Question: My doctor saw a patient in the office (99215) and then decided to admit her to the ICU. When he saw the patient in the ICU later that same day, he documented and billed 99291. May we bill both services?
Answer: If your physician performed all the components required for the office E/M service prior to the critical care (minimum of 30 minutes) service in the ICU, you may be able to bill each service separately. The key is that your doctor must complete two separate services, with the standard E/M service distinct from the critical care services provided. You also want to be sure that the documentation meets all of the requirements for a critical care service. Simply being in the ICU is not sufficient to support reporting a critical care code.

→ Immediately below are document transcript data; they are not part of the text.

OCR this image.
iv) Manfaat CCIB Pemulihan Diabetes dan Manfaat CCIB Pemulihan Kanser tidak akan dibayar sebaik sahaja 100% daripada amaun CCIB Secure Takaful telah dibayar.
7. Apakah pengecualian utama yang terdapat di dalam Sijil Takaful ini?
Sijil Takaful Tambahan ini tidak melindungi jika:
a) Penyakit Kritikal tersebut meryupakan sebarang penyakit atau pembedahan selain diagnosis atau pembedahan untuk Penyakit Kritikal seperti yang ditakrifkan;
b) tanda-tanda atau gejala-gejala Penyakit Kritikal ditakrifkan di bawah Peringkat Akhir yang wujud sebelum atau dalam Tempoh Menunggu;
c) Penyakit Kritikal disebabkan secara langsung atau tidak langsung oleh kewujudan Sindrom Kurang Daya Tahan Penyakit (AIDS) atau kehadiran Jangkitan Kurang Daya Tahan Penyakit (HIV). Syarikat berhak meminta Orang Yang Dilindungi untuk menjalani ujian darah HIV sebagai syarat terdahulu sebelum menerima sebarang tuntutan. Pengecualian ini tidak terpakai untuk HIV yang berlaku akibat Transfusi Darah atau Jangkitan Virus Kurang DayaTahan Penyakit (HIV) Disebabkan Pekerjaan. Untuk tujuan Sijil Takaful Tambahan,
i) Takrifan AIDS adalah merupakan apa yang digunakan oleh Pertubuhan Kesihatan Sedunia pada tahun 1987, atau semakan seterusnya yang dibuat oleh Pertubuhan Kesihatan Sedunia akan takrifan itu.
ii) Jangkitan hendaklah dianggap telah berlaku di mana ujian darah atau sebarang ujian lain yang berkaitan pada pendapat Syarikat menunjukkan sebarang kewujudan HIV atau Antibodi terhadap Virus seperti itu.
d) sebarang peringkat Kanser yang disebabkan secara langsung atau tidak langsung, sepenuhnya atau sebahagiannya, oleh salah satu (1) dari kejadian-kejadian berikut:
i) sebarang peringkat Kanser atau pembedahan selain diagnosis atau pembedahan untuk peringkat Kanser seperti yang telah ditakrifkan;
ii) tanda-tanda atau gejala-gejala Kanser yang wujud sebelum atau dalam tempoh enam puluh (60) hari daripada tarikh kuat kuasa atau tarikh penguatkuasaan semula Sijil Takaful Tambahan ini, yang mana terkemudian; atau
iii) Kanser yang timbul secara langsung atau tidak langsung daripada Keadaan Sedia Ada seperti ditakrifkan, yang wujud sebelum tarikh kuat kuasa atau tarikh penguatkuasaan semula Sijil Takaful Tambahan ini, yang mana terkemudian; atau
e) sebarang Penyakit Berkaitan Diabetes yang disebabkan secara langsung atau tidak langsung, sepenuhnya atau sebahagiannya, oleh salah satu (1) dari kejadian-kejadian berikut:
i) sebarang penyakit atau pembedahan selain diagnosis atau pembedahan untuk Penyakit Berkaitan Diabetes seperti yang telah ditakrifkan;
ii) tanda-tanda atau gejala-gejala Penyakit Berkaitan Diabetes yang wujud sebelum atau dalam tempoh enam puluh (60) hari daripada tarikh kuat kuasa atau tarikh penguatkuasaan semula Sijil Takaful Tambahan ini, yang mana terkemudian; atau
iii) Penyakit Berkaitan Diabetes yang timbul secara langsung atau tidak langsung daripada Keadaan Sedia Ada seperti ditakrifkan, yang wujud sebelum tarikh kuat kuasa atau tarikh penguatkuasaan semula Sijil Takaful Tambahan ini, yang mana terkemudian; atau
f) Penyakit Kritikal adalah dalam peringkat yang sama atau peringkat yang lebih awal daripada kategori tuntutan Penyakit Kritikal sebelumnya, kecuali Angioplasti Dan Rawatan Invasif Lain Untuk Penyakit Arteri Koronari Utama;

Assuming the encounters meet the requirements, you should report 99215 (Office or other outpatient visit for the evaluation and management of an established patient …) for the office E/M, and report 99291 (Critical care, evaluation and management of the critically ill or critically injured patient; first 30-74 minutes) for the first 30-74 minutes of critical care services provided. Depending on the payer, you may need to append modifier 25 (Significant, separately identifiable evaluation and management service by the same physician on the same day of the procedure or other service) to 99215 to indicate that it was a separate service
Denial prevention: Medicare advises physicians "to submit documentation to support a claim when critical care is additionally reported on the same calendar date as when other evaluation and management services are provided to a patient by the same physician or physicians of the same specialty in a group practice," according to Medicare Claims Processing Manual, Chapter 12, Section 30.6.12.H (www.cms.gov/Regulations-and-Guidance/Guidance/Manuals/downloads/clm104c12.pdf).
Watch for: If the encounter began as a standard E/M and ended with services that meet the requirements for a critical care code, you should report only the critical care code. However, for services that don’t meet the 30 minute critical care threshold, report the appropriate E/M code.